Butternut Squash Polenta

Servings: 4-6 (as a side dish)
Total Time: 20 Minutes


  • 1 cup very finely chopped yellow onion, from one small onion
  • 5 tablespoons unsalted butter, divided
  • 1 (12-oz) package frozen butternut squash purée (sometimes called winter squash), about 1-1/2 cups; thawed
  • 4-1/2 cups 2% or whole milk (do not use 1% or skim) or 1 cup heavy cream plus 3-1/2 cups water
  • 1-1/2 teaspoons salt
  • 1/4 teaspoon pepper
  • 3/4 cup instant polenta or fine yellow cornmeal
  • 1/4 cup finely grated Parmigiano-Reggiano or Pecorino Romano (optional)


  1. Melt 3 tablespoons of the butter in a medium sauce pan over medium-low heat. Add the onion and sauté, stirring frequently, until soft and translucent, about 8 minutes. Do not brown.
  2. Add the squash, milk, salt and pepper and bring to a boil. Reduce the heat to medium and slowly add the cornmeal in a thin stream while whisking continuously. (I find it easiest to lightly tap the measuring cup of polenta against the pot so that it sprinkles in.) Reduce the heat to low and simmer, stirring frequently with a whisk, for about 5 minutes or until polenta is smooth and thickened.
  3. Remove from the heat and stir in cheese and remaining 2 tablespoons of butter. Serve immediately or place a piece of plastic wrap directly over the polenta (to prevent a film from forming) and reheat later.
  4. Note: If you prepare the polenta ahead of time, you will probably need to add some water or milk to thin it out to the desired consistency when you reheat it.

Reviews & Comments

  • 5 stars

    We love this recipe, even though for two of us we enjoyed leftovers for a few days. I have made “mush,” which is probably the pioneer-in-covered-wagon version of polenta, for MANY years and was always told to heat 3/4 of the total liquid to boiling, then quickly stir the cornmeal into the 1/4 remaining unheated liquid and pour it into the simmering liquid while whisking. No lumps! My hands are shaky, and that is much easier for me than trying to tap the dry cornmeal directly into the hot liquid. It worked for me in this recipe, too. Yum!

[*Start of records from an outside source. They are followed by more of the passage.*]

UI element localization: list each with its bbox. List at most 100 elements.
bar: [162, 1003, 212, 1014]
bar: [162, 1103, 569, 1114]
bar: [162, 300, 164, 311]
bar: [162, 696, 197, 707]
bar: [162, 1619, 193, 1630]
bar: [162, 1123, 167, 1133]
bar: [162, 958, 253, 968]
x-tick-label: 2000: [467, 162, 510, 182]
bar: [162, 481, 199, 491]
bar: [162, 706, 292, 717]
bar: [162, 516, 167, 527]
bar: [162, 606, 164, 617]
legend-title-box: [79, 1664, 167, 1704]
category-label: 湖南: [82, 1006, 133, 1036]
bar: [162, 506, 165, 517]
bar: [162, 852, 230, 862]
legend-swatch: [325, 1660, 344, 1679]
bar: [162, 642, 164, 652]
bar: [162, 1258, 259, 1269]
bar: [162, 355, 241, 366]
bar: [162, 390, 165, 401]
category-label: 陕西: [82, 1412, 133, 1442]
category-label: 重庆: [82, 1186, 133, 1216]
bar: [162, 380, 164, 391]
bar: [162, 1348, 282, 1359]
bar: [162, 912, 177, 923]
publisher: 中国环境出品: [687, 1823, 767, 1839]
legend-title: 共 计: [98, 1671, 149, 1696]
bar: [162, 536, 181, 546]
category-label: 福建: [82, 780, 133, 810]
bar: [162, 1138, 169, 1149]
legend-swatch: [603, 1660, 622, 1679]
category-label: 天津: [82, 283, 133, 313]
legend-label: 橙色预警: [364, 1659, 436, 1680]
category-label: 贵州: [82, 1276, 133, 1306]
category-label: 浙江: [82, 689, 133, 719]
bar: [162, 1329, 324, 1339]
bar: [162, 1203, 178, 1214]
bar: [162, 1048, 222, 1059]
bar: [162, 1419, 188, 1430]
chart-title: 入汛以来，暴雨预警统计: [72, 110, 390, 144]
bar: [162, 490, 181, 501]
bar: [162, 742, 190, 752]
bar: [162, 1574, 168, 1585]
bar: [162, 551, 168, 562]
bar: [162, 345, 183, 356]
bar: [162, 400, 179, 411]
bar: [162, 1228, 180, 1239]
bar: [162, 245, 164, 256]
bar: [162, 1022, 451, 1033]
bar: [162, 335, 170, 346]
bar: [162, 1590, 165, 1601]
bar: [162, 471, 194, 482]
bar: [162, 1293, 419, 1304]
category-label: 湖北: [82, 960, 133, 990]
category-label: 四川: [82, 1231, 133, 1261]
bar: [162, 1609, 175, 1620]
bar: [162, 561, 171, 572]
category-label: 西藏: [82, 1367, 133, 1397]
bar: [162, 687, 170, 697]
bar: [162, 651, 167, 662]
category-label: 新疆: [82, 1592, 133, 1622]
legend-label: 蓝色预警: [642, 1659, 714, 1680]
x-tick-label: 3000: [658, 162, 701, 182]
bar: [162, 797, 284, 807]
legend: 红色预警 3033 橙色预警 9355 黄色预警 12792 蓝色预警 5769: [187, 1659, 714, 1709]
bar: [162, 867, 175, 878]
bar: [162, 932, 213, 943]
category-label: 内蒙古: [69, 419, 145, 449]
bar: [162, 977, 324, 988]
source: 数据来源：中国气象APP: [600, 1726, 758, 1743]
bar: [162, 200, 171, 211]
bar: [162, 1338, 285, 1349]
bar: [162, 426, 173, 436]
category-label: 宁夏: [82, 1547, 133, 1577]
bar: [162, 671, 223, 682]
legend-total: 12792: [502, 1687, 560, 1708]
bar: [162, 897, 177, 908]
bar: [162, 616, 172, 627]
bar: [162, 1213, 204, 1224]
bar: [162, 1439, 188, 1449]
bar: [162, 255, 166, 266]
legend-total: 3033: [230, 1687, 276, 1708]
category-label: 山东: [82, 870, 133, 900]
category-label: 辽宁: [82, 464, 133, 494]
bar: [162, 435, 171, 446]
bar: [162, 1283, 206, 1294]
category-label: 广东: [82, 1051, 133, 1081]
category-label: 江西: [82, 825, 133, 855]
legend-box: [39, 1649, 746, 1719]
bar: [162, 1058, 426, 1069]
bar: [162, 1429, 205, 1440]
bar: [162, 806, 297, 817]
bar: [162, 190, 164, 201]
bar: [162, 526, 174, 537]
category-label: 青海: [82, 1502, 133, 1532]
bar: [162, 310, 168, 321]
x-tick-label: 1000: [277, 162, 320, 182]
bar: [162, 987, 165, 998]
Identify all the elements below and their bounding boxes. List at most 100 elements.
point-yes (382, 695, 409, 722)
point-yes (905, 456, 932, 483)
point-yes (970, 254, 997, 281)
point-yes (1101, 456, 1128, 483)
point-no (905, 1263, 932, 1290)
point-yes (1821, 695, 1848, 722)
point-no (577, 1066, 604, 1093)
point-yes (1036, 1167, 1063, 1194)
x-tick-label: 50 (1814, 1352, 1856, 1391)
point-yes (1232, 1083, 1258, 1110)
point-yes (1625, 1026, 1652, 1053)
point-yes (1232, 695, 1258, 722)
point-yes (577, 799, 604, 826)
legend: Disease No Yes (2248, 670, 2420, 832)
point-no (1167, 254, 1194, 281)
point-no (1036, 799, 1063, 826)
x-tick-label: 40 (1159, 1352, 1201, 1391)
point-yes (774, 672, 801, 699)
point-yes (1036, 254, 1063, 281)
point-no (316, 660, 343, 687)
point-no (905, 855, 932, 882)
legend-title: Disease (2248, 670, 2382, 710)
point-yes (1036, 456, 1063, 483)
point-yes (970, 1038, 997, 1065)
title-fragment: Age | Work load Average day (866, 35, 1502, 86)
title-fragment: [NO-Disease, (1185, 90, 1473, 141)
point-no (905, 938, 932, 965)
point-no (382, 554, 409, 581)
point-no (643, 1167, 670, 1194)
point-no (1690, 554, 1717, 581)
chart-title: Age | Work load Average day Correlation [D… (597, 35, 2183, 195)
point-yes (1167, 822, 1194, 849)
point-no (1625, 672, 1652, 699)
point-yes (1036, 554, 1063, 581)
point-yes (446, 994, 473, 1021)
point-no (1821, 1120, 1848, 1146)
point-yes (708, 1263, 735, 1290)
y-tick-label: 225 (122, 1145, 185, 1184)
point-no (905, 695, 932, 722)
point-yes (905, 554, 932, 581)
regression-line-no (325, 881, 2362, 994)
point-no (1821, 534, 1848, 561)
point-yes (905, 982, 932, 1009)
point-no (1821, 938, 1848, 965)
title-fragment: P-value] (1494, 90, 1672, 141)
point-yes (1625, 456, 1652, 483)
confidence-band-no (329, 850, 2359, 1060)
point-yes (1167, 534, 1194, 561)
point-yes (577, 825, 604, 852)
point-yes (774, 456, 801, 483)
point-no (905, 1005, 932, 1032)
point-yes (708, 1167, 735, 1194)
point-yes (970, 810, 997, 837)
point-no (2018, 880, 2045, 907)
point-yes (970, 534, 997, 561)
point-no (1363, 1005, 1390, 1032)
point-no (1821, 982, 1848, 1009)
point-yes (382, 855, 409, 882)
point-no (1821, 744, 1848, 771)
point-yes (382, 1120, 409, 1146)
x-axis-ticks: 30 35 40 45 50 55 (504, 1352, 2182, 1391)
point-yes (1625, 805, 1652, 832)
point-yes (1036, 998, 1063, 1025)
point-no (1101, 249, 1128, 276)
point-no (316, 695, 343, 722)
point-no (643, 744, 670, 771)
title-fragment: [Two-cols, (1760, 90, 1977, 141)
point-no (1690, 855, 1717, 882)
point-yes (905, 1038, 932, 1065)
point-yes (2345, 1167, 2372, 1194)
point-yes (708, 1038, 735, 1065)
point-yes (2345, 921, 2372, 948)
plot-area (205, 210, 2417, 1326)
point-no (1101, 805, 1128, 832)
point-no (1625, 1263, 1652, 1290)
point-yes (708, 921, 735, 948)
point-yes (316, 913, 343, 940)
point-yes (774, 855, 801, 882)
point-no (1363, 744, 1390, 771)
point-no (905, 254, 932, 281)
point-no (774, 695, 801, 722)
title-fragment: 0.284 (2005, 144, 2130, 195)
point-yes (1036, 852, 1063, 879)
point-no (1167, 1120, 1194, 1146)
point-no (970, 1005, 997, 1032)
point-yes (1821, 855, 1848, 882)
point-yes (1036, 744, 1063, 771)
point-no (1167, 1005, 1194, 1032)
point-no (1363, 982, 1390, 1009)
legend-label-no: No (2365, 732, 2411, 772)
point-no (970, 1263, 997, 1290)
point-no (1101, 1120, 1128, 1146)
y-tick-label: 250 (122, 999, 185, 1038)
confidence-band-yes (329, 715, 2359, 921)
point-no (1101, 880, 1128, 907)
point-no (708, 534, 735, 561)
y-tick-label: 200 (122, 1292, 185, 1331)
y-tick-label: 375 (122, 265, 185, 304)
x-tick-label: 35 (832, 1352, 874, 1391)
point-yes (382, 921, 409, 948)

    - Judy on September 29, 2017 Reply
  • 5 stars

    Wonderful flavor! Hubby liked it and he doesn’t even care for butternut squash. I think the fresh grated cheese does a great job of balancing the flavor out.

    - Peggy on May 4, 2016 Reply
  • Can i use a fresh butternut squash instead of frozen squash to make the”butternut squash polenta” and if so how do i go about preparing the squash for the recipe .

    - Fanny on November 23, 2015 Reply
    • Hi Fanny, Sure, you’ll just have to cook it and purée it.

      - Jenn on November 23, 2015 Reply
  • 5 stars

    Just want to tell you how much we LOVE this dish. It’s just the hubby and I and this makes so much but we look forward to the leftovers.

    - Aimee on June 13, 2015 Reply
  • I have Bob’s Red Mill corn grits that don’t seem to be instant, at least it doesn’t say it anywhere on the package. What would I do differently?

    - Erin on December 14, 2013 Reply
    • Hi Erin, It’s hard to say because there are so many different types of cornmeal, and the different grinds have different cooking times. Coarser cornmeal will need to cook longer. I would just follow the cooking instructions on the package. Hope that helps!